たしかに生き物に落書きをすると謂うのは、人間の倫理観では許し難い悪戯に感じられるのだが、たとえばこれが鳥や獣の場合なら、仲間から排斥されたり天敵に見附かりやすくなるとか獲物を捕らえにくくなると謂うような問題が考えられるが、亀の甲羅の落書きと謂うのは、多分当の亀にとっては何ら実害はないだろう。
まあ、オレは亀の生態に詳しくないから、思わぬ問題が生じる可能性もないではないだろうが、多分公園のお堀に住んでいる亀なんだから、甲羅の落書きが目立ってもそんなに実害はないのではないかと思う。
おそらく、当人視点における虐待に類する行為と謂うのは、人間に捕まってペンキで文字を書かれた際に不快を感じたくらいで、その後はいつも通り普通に暮らしていたのではないかと思う。これを再び人間が捕まえて落書きを消すと謂うのは、亀視点では落書きされた際と同じくらい不快だったりストレスがあったりするんではないかと謂う気がするし、脱皮すれば自然に消える可能性が高いと謂うのであれば、放置しておいても結果は変わらないと謂う言い方も出来る。
それをわざわざ捕獲して水産技術センターで保護することに、亀視点ではあんまり積極的な意義はなかったんじゃないかなんて思うのだが、どうだろうか。まあ、相手は爬虫類のことだから、公園のお堀でも水産技術センターでもそんなに気にしないとは思うのだが(笑)、亀視点においては一連の人間の努力は別段自身にとって何の意味も持たないような気がする。
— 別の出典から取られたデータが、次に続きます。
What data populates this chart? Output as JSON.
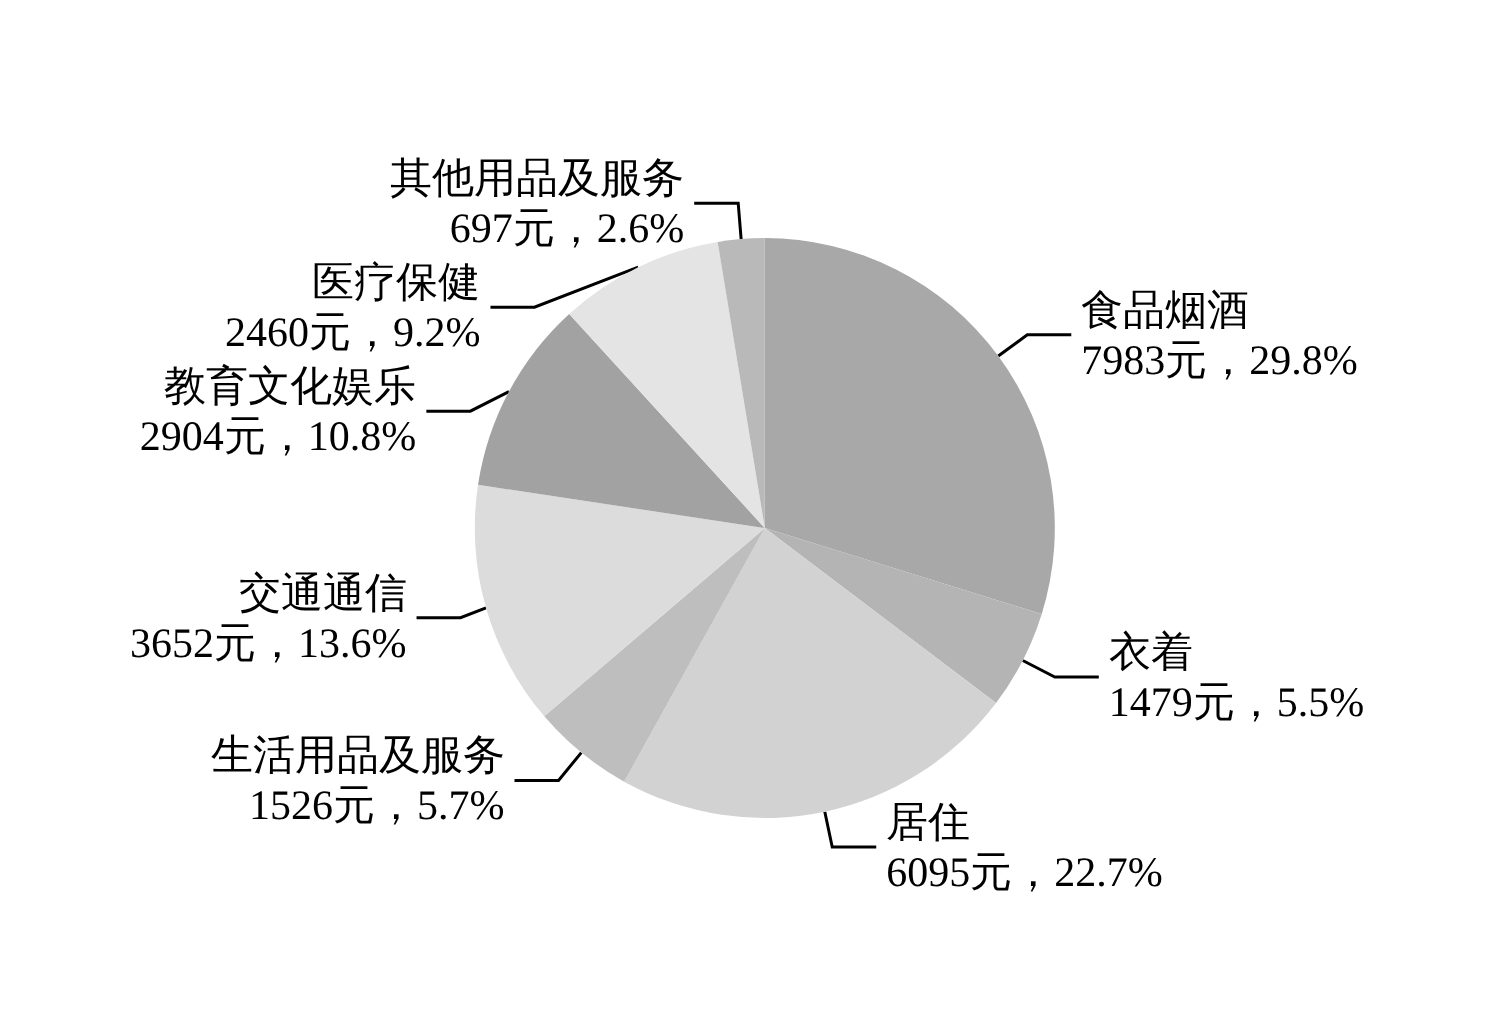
{
  "chart_data": {
    "type": "pie",
    "categories": [
      "食品烟酒",
      "衣着",
      "居住",
      "生活用品及服务",
      "交通通信",
      "教育文化娱乐",
      "医疗保健",
      "其他用品及服务"
    ],
    "values": [
      7983,
      1479,
      6095,
      1526,
      3652,
      2904,
      2460,
      697
    ],
    "value_labels": [
      "7983元，29.8%",
      "1479元，5.5%",
      "6095元，22.7%",
      "1526元，5.7%",
      "3652元，13.6%",
      "2904元，10.8%",
      "2460元，9.2%",
      "697元，2.6%"
    ],
    "colors": [
      "#a8a8a8",
      "#b4b4b4",
      "#d2d2d2",
      "#bebebe",
      "#dcdcdc",
      "#a2a2a2",
      "#e4e4e4",
      "#b9b9b9"
    ],
    "legend": false
  }
}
おそらくこの一件は飽くまで人間視点における動物愛護の倫理の問題であって、当の亀にしてみれば大騒ぎせず抛っておいてくれたほうが面倒がなかったんじゃないか、なんて感じてしまうわけである。
動物愛護の倫理自体は当然間違ってはいないのだが、この場合は偶々人間が動物に対して行った「没義道」が動物自身にほぼ全く被害を及ぼさず、従ってその非道に憤った人間による「救済行動」も動物自身に何ら益するところがない、と謂う不可思議な状況が現出したわけである。
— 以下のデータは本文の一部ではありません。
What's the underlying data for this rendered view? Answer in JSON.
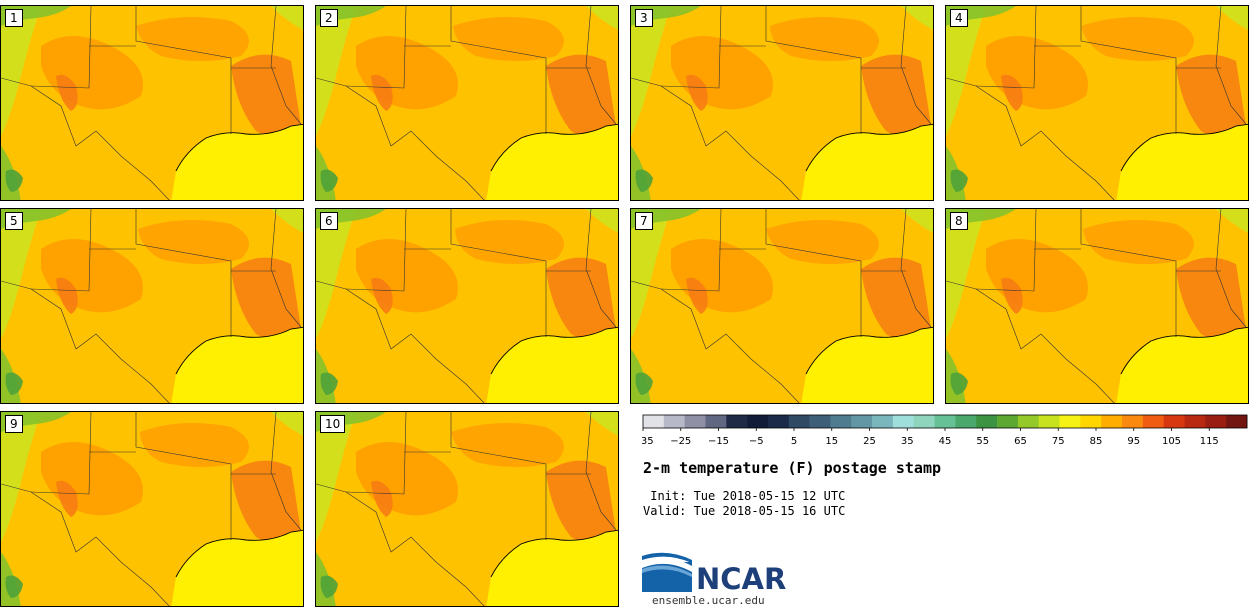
{
  "title": "2-m temperature (F) postage stamp",
  "init_line": " Init: Tue 2018-05-15 12 UTC",
  "valid_line": "Valid: Tue 2018-05-15 16 UTC",
  "logo_text": "NCAR",
  "site": "ensemble.ucar.edu",
  "members": [
    "1",
    "2",
    "3",
    "4",
    "5",
    "6",
    "7",
    "8",
    "9",
    "10"
  ],
  "colorbar": {
    "min": -35,
    "max": 125,
    "step": 5,
    "tick_labels": [
      "−35",
      "−25",
      "−15",
      "−5",
      "5",
      "15",
      "25",
      "35",
      "45",
      "55",
      "65",
      "75",
      "85",
      "95",
      "105",
      "115"
    ],
    "colors": [
      "#e1e1e8",
      "#b8b9c8",
      "#8f90a6",
      "#606781",
      "#1f2a46",
      "#101c38",
      "#1a2a48",
      "#304a64",
      "#3d6078",
      "#507c90",
      "#6397a5",
      "#7ab7bd",
      "#9edfdc",
      "#8fd4bd",
      "#67c196",
      "#4aa86c",
      "#3c9443",
      "#5da830",
      "#95c92a",
      "#c8e21f",
      "#f5f214",
      "#ffd600",
      "#ffad00",
      "#f98a0f",
      "#ef5c12",
      "#d8380f",
      "#b92811",
      "#9a1e12",
      "#731611"
    ]
  },
  "map_colors": {
    "ocean": "#ffef00",
    "warm": "#ffc200",
    "hot": "#ff9f00",
    "hotter": "#f77c12",
    "cool": "#cfe21e",
    "cooler": "#86c22a",
    "coolest": "#4fa23a"
  }
}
勿論、落書きをした犯人は相応の責任を取るべきだと思うし、亀の場合は問題がないと仮定しても、前述の通り相手が亀ではなく野生の哺乳類や鳥類だったとしたら相当の実害を被っただろうから、「これに類する行為」の再発を防ぐ努力も必要だろうと思う。しかし、今回の場合、たまたま相手が亀で、甲羅に落書きがあろうがなかろうがほぼ日常生活に何の影響もなさそうだったので、何とも微妙な気分になったわけである。